Here’s what you need to know to sift through the product specifications, sales advice and marketing hype to choose a unit that will match your personal heating and decor goals.

Open Fireplaces

Open fireplaces commonly found in North American homes today fit into one of four general structural categories:

Conventional masonry.The standard traditional fireplace, this style is built of brick, block or stone by bricklayers following building code rules, without reference to any specific design criteria. It has a deep, squarish firebox that tends to trap radiant heat in the masonry and allow excess air to flush the heat up the chimney. The efficiency of all other fireplaces is compared to this most-common and least-efficient design.

Steel heat form.Popularly called heatilators (after a major manufacturer of this kind of fireplace), steel heat forms consist of a firebox and often a heat exchanger around which masonry fireplaces can be built.

Some steel heat forms have air circulation chambers, usually with inlets under the firebox at floor level and outlets between the mantel and the ceiling. When equipped with tight-fitting glass doors and a blower to force air from the room through the heat exchanger, these fireplaces can match the heating performance of an antique potbellied stove for short periods of time. But most heat forms are not designed for, and can’t stand up to, serious heating chores without failing. Commonly, the fireboxes will warp or crack from the fire’s heat.

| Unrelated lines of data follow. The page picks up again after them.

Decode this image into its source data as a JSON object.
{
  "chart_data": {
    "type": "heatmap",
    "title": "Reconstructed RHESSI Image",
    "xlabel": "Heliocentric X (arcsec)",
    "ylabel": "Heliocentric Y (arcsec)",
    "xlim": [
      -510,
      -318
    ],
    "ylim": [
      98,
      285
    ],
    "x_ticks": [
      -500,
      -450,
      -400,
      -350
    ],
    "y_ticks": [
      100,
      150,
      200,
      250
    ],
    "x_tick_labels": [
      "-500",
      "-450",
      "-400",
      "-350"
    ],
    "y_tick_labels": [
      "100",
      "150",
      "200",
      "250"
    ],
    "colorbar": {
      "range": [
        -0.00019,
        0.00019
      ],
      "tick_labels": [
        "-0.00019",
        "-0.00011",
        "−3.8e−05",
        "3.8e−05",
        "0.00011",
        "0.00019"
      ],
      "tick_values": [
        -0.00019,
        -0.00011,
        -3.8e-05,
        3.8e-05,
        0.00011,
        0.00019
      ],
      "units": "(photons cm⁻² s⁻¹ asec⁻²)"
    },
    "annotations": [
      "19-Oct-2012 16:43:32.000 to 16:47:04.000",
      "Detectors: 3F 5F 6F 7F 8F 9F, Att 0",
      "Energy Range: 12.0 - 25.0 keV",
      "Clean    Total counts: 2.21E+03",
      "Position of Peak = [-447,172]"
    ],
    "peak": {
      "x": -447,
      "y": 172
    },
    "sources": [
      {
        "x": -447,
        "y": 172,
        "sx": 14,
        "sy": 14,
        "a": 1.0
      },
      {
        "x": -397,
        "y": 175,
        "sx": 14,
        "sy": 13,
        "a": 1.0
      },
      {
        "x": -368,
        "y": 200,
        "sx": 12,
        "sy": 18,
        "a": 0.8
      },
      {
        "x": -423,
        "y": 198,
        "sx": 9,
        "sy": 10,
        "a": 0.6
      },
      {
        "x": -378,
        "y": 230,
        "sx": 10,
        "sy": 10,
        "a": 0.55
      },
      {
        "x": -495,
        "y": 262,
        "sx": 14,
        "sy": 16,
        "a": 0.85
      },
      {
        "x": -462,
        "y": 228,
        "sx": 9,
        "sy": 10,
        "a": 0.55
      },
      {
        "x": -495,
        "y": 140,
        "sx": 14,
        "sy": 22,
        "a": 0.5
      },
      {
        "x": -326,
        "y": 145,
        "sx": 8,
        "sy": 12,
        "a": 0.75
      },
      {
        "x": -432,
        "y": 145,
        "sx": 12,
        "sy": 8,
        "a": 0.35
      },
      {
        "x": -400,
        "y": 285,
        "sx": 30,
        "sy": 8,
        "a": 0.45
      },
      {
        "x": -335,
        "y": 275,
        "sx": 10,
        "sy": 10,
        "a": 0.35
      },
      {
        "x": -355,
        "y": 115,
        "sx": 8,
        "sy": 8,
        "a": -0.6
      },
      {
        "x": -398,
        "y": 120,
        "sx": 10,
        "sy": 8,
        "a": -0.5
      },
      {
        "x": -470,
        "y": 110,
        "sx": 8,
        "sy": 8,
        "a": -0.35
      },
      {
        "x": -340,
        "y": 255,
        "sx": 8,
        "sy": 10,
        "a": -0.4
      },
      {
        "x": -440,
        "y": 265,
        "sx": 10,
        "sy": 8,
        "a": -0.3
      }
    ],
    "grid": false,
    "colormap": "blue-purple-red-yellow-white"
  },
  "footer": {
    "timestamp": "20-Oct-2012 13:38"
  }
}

Radiant fireplaces.The fireboxes of open fireplaces can be designed to increase the amount of radiant heat delivered to the room. Fireplace designs by Benjamin Thompson (aka Count Rumford) and later, Peter O. Rosin dominate this category. The Rumford design features a tall, shallow firebox with a narrow back and splayed sides to bring the fire forward and reflect more heat into the room. Rosin’s firebox, precast with a bulge in the back, reflects the heat down, towards the fire, and then out into the room. The success of both the Rosin and Rumford designs in directing more radiant heat into the room is apparent to anyone standing in front of one of these fireplaces. But neither design overcomes the problem of heat loss from the flow of air up the chimney. Nevertheless, they’re great options for a rustic weekend cabin.

“Zero-clearance” factory-built fireplaces.This style has a multi-layer sheet metal structure and usually, a firebox lined with custom firebricks. Around the firebox is a sealed space through which room air can circulate; an outer steel casing is insulated to moderate its temperature.

The name “zero clearance” refers to this style’s standard positioning against the combustible wood framing into which these units are built. Tens of thousands have been installed in suburban houses during the past 30 years. They mimic the look of conventional brick fireplaces but cost much less. The heating performance of conventional “zeros” is generally poor.